For that was how the United States was actually built, by private individuals and companies coming up with products that customers wanted to buy, and in the process allowing everyone (both buyer and seller) to follow their dreams to wherever they wanted to go.
At its inception, the American journey to the Moon was conceived by John Kennedy as a demonstration of the power and success of freedom. As Kennedy said in his May 1961 speech to Congress, “We go into space because whatever mankind must undertake, free men must fully share.” He also said, “[I]n a very real sense, it will not be one man going to the moon — if we make this judgment affirmatively, it will be an entire nation. For all of us must work to put him there.”
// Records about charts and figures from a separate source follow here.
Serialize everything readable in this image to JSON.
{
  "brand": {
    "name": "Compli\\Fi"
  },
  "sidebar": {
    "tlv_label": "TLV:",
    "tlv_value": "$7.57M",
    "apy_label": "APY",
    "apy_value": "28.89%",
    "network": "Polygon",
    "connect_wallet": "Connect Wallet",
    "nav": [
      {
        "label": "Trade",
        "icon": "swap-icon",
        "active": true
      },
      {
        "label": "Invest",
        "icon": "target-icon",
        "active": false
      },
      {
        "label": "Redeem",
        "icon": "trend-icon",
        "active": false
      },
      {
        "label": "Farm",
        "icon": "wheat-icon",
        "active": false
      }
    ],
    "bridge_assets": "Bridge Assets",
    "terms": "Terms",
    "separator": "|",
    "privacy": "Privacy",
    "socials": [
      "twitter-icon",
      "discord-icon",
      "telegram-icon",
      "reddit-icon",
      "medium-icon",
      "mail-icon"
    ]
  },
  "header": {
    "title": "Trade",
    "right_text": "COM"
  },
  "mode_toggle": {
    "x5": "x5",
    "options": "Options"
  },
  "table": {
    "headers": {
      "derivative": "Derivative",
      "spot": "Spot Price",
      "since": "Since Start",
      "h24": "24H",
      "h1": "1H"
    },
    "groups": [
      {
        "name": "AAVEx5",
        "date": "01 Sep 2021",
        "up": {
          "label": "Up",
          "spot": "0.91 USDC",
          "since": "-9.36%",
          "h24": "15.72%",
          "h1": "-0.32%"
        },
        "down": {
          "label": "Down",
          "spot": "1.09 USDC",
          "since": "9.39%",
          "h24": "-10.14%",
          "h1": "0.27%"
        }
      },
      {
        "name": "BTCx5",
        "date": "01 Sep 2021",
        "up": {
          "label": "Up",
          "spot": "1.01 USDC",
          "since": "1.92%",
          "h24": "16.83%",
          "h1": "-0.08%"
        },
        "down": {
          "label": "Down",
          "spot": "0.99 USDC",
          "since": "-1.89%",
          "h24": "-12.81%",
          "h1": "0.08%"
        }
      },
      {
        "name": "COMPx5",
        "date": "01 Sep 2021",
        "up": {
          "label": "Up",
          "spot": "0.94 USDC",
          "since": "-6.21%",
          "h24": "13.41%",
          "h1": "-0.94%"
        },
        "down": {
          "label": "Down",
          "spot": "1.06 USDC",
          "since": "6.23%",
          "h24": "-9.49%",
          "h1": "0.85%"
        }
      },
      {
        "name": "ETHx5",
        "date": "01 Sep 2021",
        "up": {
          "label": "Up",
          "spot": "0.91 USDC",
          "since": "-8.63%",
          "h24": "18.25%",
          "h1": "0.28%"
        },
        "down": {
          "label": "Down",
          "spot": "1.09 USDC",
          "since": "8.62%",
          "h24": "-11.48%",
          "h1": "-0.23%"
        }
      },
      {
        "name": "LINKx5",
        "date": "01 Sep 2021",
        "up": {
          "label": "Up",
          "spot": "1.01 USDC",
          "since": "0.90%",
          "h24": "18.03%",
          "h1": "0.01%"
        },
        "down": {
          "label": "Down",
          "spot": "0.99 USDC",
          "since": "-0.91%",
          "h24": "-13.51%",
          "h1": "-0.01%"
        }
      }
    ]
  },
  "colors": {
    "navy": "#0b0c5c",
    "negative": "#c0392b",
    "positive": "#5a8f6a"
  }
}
The lunar program was not built by NASA and the government. It was built by thousands of private companies and hundreds of thousands of private American citizens, working hard to make an impossible dream possible. And the reason these companies and individuals had the capability to quickly innovate a manned mission to the Moon was because they were free and had had the freedom to follow their dreams, to the fullest.
When the Apollo 8 astronauts finally arrived in lunar orbit on Christmas eve, 1968, they themselves demonstrated this freedom by what they did and said. Even now, more than forty-four years later, their words resonate deeply in the American conscience. And those words were their own, not the government’s.
When the head of NASA’s public relations department, Julian Scheer, had first explained to Frank Borman, the commander of the mission, that they would be in lunar orbit on Christmas Eve and that “more people will be listening to your voice than of any other man in history,” Borman asked Scheer if he had any recommendations about what the astronauts should say. Scheer’s response was blunt and to the point. “I think it would be inappropriate for NASA and particularly for a public affairs person to be putting words in your mouth. NASA will not tell you what to say.”
The astronauts, like all American citizens, whether in or out of the government, were free men, free to say or think whatever they wanted. And that is what they did, when they aimed that primitive black and white camera at the stark lifeless lunar surface and talked of creation and the beginning of existence.